This is just a general query out of curiosity, but I’ve noticed whenever I sort my own observations by faves, the remaining non-favorited observations are just kind of sorted with no rhyme or reason. It’s very obviously not chronological, it’s not by IDs, not alphabetical.
Is there any rhyme or reason to the way the remainder are sorted? I’m curious!
tldr: yep, it indeed will not have order in current implementation.

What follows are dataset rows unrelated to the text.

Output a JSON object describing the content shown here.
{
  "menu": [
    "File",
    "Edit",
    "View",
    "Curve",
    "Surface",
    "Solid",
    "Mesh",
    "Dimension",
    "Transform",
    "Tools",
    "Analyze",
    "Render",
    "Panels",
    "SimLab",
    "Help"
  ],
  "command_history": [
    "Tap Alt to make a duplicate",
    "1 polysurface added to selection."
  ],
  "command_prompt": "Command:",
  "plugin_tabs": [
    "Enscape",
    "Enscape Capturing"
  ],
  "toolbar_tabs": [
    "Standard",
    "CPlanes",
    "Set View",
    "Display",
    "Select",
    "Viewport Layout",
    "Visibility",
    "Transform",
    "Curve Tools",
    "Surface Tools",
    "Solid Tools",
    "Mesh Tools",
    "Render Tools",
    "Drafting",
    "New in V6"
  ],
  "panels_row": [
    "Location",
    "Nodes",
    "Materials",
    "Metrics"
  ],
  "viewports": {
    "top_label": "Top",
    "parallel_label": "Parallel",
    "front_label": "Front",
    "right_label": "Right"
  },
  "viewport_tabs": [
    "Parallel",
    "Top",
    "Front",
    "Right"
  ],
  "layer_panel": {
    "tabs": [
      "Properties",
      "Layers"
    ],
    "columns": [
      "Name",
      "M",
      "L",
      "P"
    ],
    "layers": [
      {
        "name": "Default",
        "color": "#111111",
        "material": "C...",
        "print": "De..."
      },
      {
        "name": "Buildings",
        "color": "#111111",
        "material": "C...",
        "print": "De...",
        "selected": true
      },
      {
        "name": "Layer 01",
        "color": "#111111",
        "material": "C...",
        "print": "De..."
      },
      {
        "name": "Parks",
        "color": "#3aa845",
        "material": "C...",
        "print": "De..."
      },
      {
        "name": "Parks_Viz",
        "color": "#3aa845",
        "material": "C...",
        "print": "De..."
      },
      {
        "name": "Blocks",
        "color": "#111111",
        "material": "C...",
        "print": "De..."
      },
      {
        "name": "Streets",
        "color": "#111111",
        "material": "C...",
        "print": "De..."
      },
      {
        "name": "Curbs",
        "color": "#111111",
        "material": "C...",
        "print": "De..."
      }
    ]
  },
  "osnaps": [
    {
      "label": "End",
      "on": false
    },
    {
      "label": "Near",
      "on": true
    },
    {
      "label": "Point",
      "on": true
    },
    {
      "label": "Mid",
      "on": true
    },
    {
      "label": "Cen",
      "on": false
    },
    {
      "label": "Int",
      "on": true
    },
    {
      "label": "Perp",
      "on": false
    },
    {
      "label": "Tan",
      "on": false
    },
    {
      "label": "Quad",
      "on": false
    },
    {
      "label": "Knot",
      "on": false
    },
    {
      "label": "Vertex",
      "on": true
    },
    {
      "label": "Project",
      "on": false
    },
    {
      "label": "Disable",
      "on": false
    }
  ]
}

it happens on tied non-zero favs groups too - basically the inat code has sql like ORDER BY cached_votes_total DESC NULLS LAST using single index for performance and nothing else for pure favourites sort aka no tie-breaking rules, so the postgres result order will be non-deterministic on ties whether they are tied at X value or zero favs you saw. It is technically correct sort but has unintended system effect as you see - the results order does fluctuate within the tied group (you can hard-refresh ctrl+shift+r and see for other vote ties), so since there is no explicit rule on tie-breaking, anything can happen at any stage -
if postgres picks multiple workers for that query
or bitmap heap scan as the favs index here is non-selective on zero favs group
or sorting algorithms
or in-memory order on observations fetched to sort/…
all of these can end up aiding subtle non-determinism for within group ordering.
I am not sure if these reorderings also happens across pages or its stable as the intention of user visiting next page is to see missed observations and if they get swapped into last page on same grp, that observation isnt encountered from such browsing unless one explicitly switches back and forth to see whether it happened then.